Wheels and Tracks
Same destination but different mode. Why one would chose train over bus travel in India–anywhere for that matter*–hardly warrants explanation. But let me try. I finished Paul Theroux’s The Grand Railway Bazaar while traveling from Delhi to Bombay, down the coast of Maharashtra and yes, eventually to Goa. It was a mixed modes approach of bus, rail, and one flight.
Reading a travel book while traveling is obviously cliché, but then to read a travel book while performing the regiment of everyday life is possibly to induce despair. Although my two week hiatus hardly compares to Theroux’s half year journey, it did allow me to reflect on a few things that have been brewing for some time, such as the gendered nature of adventure travel (and writing) and how the interior spaces of India’s overnight buses compare to the train journeys.
Inner-urban transportation in India is pretty gendered, from the subtle hand-painted portrait-of-a-lady on the side of Mumbai’s crumbling yet delightfully efficient suburban rail system to the ‘women on wheels’ pink taxis. Light rail and metro systems have whole compartments reserved for ‘ladies.’ In Delhi, this is indicated by a Barbie pink coloured sign complete with your classic stick-figure-in-a-dress and white flowers blooming around her body.
But inside the compartment of the long distance trains, gender differentiation evaporates. Of course there is the list outside the car, dutifully telling the name, sex, and age of each passenger, but within the car your cubicle of six berths, geometrically lined up and magically suspended by some cable that has been carrying the weight of human travellers since Gandhi, has no explicit demarcation for gender, personal space, and perhaps even class for the matter.**
What is it about this temporary communal space, a space within a contained vessel in motion, that allows things like concern for personal security to evaporate? I tried bringing up this question several times while doing research interviews with those who work in the field of urban public transportation. No one had ever given it much thought, and with the exception of times of social upheaval, no one could think of an instance when a woman rail passenger had been violated, nor any public demand for gender segregated compartments.
It is hard to convey the feeling of this tiny, 50 square foot, six berth space that is created on the long distances trains. A similar feeling does not exist on overnight buses, or international flights. I’ve tried to identify certain qualities–the freedom to move within and between cars, the open doors, the tiny table at the end of the lower berth where one can set their namkeen, chai, oily IRCTC breakfast. Is it the fact that there is a communal space?
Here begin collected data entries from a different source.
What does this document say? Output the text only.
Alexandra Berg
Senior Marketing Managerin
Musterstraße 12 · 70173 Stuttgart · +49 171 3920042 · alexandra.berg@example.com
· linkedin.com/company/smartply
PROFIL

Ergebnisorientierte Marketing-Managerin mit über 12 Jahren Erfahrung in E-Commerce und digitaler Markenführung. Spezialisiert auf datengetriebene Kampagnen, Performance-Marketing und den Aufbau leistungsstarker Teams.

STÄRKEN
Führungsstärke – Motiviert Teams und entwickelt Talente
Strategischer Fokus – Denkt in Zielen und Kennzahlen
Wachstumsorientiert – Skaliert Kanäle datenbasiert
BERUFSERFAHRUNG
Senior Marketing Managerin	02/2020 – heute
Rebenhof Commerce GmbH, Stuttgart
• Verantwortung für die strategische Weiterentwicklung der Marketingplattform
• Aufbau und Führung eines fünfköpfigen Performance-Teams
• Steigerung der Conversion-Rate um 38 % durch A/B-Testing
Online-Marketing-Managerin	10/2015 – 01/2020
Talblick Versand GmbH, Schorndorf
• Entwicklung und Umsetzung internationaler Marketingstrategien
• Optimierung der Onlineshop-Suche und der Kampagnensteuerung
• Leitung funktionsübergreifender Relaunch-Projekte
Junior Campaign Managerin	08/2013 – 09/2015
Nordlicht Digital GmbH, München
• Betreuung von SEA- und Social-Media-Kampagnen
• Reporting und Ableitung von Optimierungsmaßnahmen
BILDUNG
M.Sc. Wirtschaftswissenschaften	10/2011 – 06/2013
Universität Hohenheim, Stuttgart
That everyone starts the journey sitting on the lower berth, a padded rectangle that eventually becomes someone’s bed and ends up in some contorted position with a wad of of stiff wool blanket wrapped around some part of the body? Is it the sounds and smells outside the rail station, the situated historicalness of rail travel itself? While there are a great number of rail travelogues, I’m hard pressed to think of any involving buses (that aren’t tied to some self-depreciating, down and out character), and certainly none written by women.
*I suppose in the US you could argue that there is hardly a lesser evil between Amtrak and Greyhound.
** Of course the compartments are organised according to class, but unlike air travel, where a curtain and several stewards and stewardesses are strategically placed to ensure no trespassing between first class, silver elite, gold and the masses in economy class.